What specifically can be done to prevent this situation in the future? The various disconnects can be avoided by raising awareness and promoting interaction among physicians, clinical staff, billing staff, and reception personnel (see 11-Point Plan, below). As hospitals like the institution described struggle to do more with less, the bottom line dictates that they cannot afford not to help clinical staff embrace critical payment processes. Even an incremental improvement can have a dramatic effect.

11-Point Plan to Improve Reimbursement

The following11-point plan is designed to improve radiology department reimbursement effectiveness.

Education

1. Teach reception personnel how to identify indications that lack specificity (and are therefore denied payment). Encourage them to seek information about a patient’s symptoms and relevant history.

2. Familiarize referring physicians with common examination indications and best practices in order submission.

3. Provide physicians with ongoing training about general rules of coding and documentation specific to their area of expertise.

4. Offer clinical staff ongoing training and publications about general rules of coding.

Communications

5. Facilitate collaboration among physicians, clinical staff, and reception and billing personnel to promote better understanding of each function’s role in the process.

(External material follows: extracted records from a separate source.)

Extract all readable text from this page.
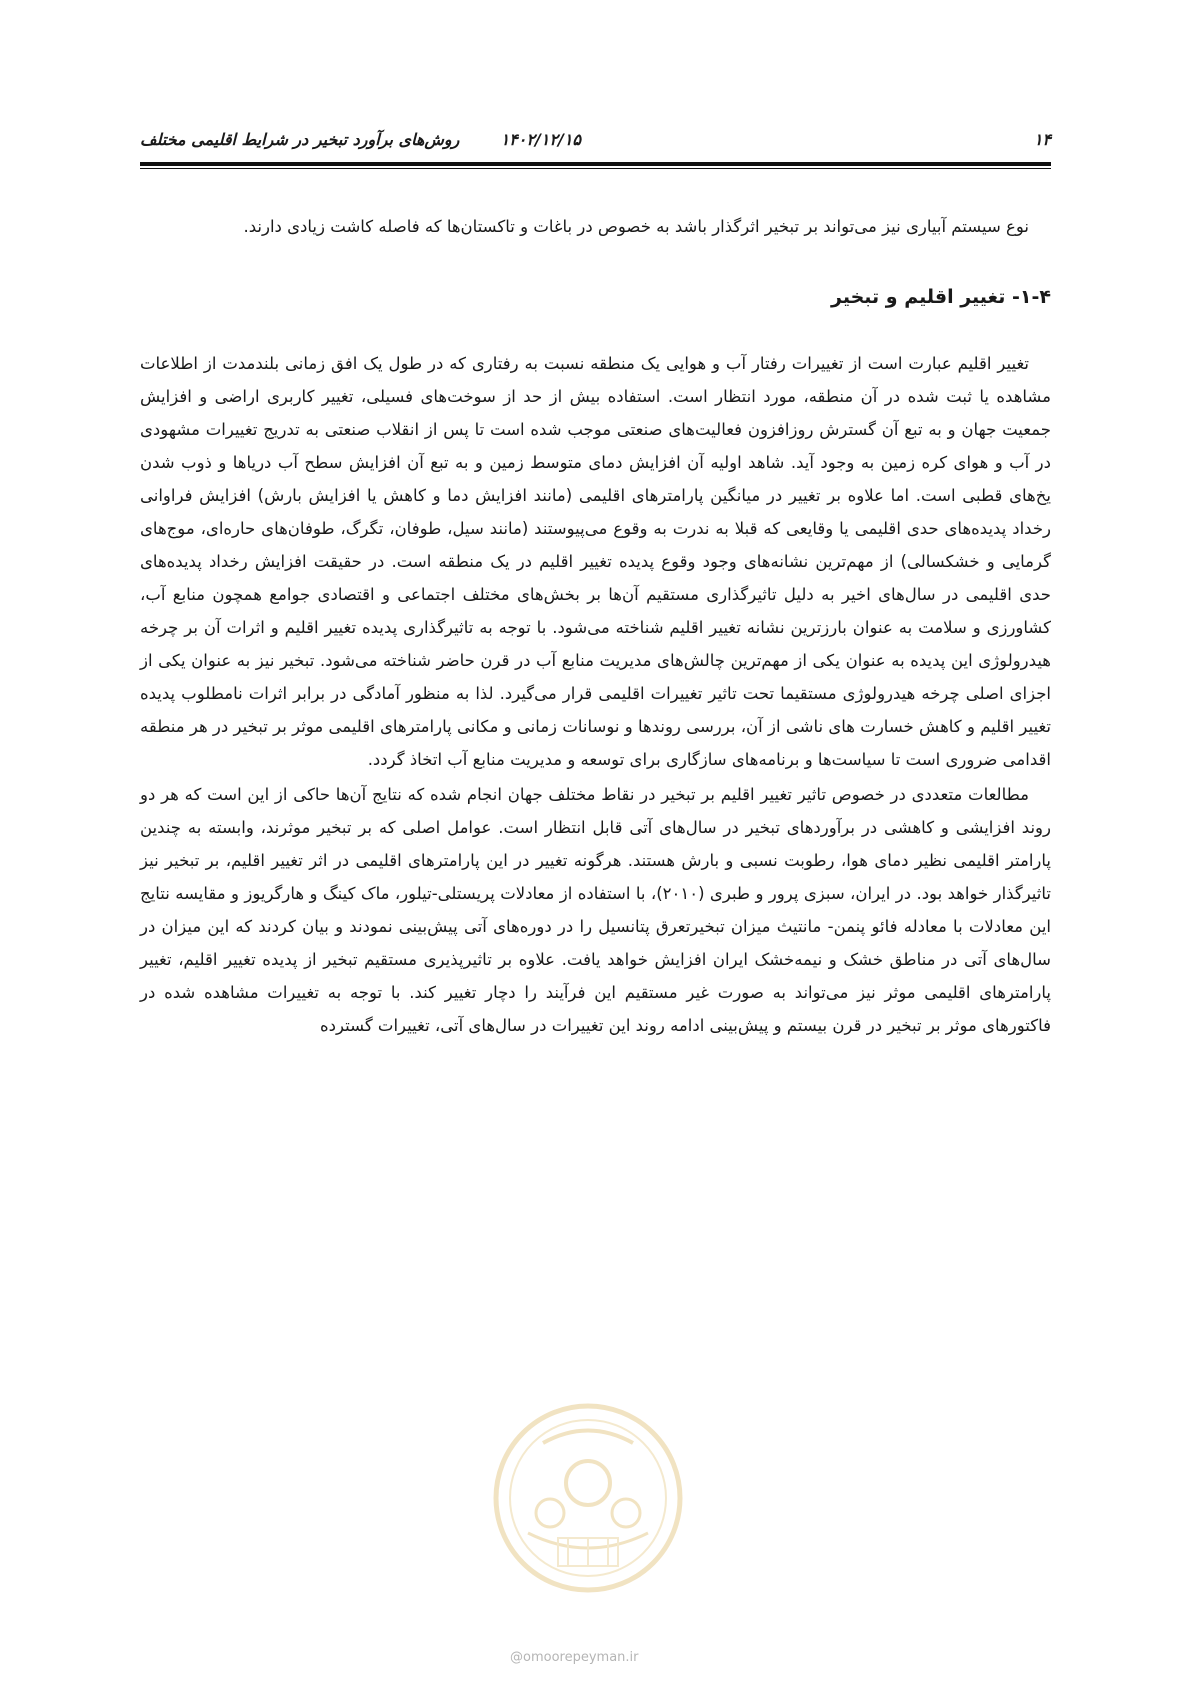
۱۴
۱۴۰۲/۱۲/۱۵
روش‌های برآورد تبخیر در شرایط اقلیمی مختلف

نوع سیستم آبیاری نیز می‌تواند بر تبخیر اثرگذار باشد به خصوص در باغات و تاکستان‌ها که فاصله کاشت زیادی دارند.

۱-۴- تغییر اقلیم و تبخیر

تغییر اقلیم عبارت است از تغییرات رفتار آب و هوایی یک منطقه نسبت به رفتاری که در طول یک افق زمانی بلندمدت از اطلاعات مشاهده یا ثبت شده در آن منطقه، مورد انتظار است. استفاده بیش از حد از سوخت‌های فسیلی، تغییر کاربری اراضی و افزایش جمعیت جهان و به تبع آن گسترش روزافزون فعالیت‌های صنعتی موجب شده است تا پس از انقلاب صنعتی به تدریج تغییرات مشهودی در آب و هوای کره زمین به وجود آید. شاهد اولیه آن افزایش دمای متوسط زمین و به تبع آن افزایش سطح آب دریاها و ذوب شدن یخ‌های قطبی است. اما علاوه بر تغییر در میانگین پارامترهای اقلیمی (مانند افزایش دما و کاهش یا افزایش بارش) افزایش فراوانی رخداد پدیده‌های حدی اقلیمی یا وقایعی که قبلا به ندرت به وقوع می‌پیوستند (مانند سیل، طوفان، تگرگ، طوفان‌های حاره‌ای، موج‌های گرمایی و خشکسالی) از مهم‌ترین نشانه‌های وجود وقوع پدیده تغییر اقلیم در یک منطقه است. در حقیقت افزایش رخداد پدیده‌های حدی اقلیمی در سال‌های اخیر به دلیل تاثیرگذاری مستقیم آن‌ها بر بخش‌های مختلف اجتماعی و اقتصادی جوامع همچون منابع آب، کشاورزی و سلامت به عنوان بارزترین نشانه تغییر اقلیم شناخته می‌شود. با توجه به تاثیرگذاری پدیده تغییر اقلیم و اثرات آن بر چرخه هیدرولوژی این پدیده به عنوان یکی از مهم‌ترین چالش‌های مدیریت منابع آب در قرن حاضر شناخته می‌شود. تبخیر نیز به عنوان یکی از اجزای اصلی چرخه هیدرولوژی مستقیما تحت تاثیر تغییرات اقلیمی قرار می‌گیرد. لذا به منظور آمادگی در برابر اثرات نامطلوب پدیده تغییر اقلیم و کاهش خسارت های ناشی از آن، بررسی روندها و نوسانات زمانی و مکانی پارامترهای اقلیمی موثر بر تبخیر در هر منطقه اقدامی ضروری است تا سیاست‌ها و برنامه‌های سازگاری برای توسعه و مدیریت منابع آب اتخاذ گردد.

مطالعات متعددی در خصوص تاثیر تغییر اقلیم بر تبخیر در نقاط مختلف جهان انجام شده که نتایج آن‌ها حاکی از این است که هر دو روند افزایشی و کاهشی در برآوردهای تبخیر در سال‌های آتی قابل انتظار است. عوامل اصلی که بر تبخیر موثرند، وابسته به چندین پارامتر اقلیمی نظیر دمای هوا، رطوبت نسبی و بارش هستند. هرگونه تغییر در این پارامترهای اقلیمی در اثر تغییر اقلیم، بر تبخیر نیز تاثیرگذار خواهد بود. در ایران، سبزی پرور و طبری (۲۰۱۰)، با استفاده از معادلات پریستلی-تیلور، ماک کینگ و هارگریوز و مقایسه نتایج این معادلات با معادله فائو پنمن- مانتیث میزان تبخیرتعرق پتانسیل را در دوره‌های آتی پیش‌بینی نمودند و بیان کردند که این میزان در سال‌های آتی در مناطق خشک و نیمه‌خشک ایران افزایش خواهد یافت. علاوه بر تاثیرپذیری مستقیم تبخیر از پدیده تغییر اقلیم، تغییر پارامترهای اقلیمی موثر نیز می‌تواند به صورت غیر مستقیم این فرآیند را دچار تغییر کند. با توجه به تغییرات مشاهده شده در فاکتورهای موثر بر تبخیر در قرن بیستم و پیش‌بینی ادامه روند این تغییرات در سال‌های آتی، تغییرات گسترده

@omoorepeyman.ir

6. Routinely gather all team members to review relevant payor updates and code revisions.

7. Encourage ongoing communication between the billing department and physicians about the accuracy of medical record documents.

8. Devise and distribute reports that pinpoint differences between billing department submissions and codes selected by the radiology department.

Process

9. Update the chargemaster at least annually, especially when new codes are issued.

10. Create a system that documents clinical staff revisions to an order, changes to the protocol, and/or modifications to examination indications. Ensure that this information is accessible to the billing department.

11. To support code selection decisions, establish written policies about examination protocols and appropriate indications.

– Judy Rosenbloom

Judy Rosenbloom is president of JR Associates, Reseda, Calif, a reimbursement consulting firm with emphasis in cardiovascular and radiology imaging/interventions.